Asymptotic breakdown point analysis of the minimum density power divergence estimator under independent non-homogeneous setups

TL;DR

This paper extends the analysis of the robustness of the minimum density power divergence estimator (MDPDE) to independent non-homogeneous data, providing theoretical bounds and empirical validation for its global reliability.

Contribution

It introduces the asymptotic breakdown point analysis of MDPDE under INH setups, a novel theoretical contribution in robust statistics.

Findings

Derived a lower bound for the asymptotic breakdown point of MDPDE

Validated theoretical results with simulation studies

Applied findings to fixed design regression models

Abstract

The minimum density power divergence estimator (MDPDE) has gained significant attention in the literature of robust inference due to its strong robustness properties and high asymptotic efficiency; it is relatively easy to compute and can be interpreted as a generalization of the classical maximum likelihood estimator. It has been successfully applied in various setups, including the case of independent and non-homogeneous (INH) observations that cover both classification and regression-type problems with a fixed design.
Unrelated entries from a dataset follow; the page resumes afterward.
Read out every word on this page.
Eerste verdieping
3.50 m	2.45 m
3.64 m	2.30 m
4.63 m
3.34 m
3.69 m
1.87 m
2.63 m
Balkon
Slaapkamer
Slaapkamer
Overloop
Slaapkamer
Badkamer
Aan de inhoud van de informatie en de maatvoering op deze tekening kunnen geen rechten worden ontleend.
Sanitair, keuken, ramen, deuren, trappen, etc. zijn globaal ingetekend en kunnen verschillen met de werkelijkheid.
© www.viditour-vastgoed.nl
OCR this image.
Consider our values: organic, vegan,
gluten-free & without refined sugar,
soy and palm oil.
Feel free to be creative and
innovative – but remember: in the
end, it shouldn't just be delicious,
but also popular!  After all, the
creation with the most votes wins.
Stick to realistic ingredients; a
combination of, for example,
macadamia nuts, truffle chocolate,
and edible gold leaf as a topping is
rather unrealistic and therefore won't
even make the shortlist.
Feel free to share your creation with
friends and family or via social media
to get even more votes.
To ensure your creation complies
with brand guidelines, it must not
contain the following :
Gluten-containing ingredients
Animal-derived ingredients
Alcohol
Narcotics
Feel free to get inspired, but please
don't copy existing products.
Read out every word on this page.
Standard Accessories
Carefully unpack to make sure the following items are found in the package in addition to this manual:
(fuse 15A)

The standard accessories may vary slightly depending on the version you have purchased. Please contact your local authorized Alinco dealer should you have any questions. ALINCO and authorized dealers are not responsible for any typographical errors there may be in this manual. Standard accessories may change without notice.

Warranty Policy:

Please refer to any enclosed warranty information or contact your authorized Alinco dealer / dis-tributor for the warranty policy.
While the local robustness of this estimator has been theoretically validated through the bounded influence function, no general result is known about the global reliability or the breakdown behavior of this estimator under the INH setup, except for the specific case of location-type models. In this paper, we extend the notion of asymptotic breakdown point from the case of independent and identically distributed data to the INH setup and derive a theoretical lower bound for the asymptotic breakdown point of the MDPDE, under some easily verifiable assumptions. These results are further illustrated with applications to some fixed design regression models and corroborated through extensive simulation studies.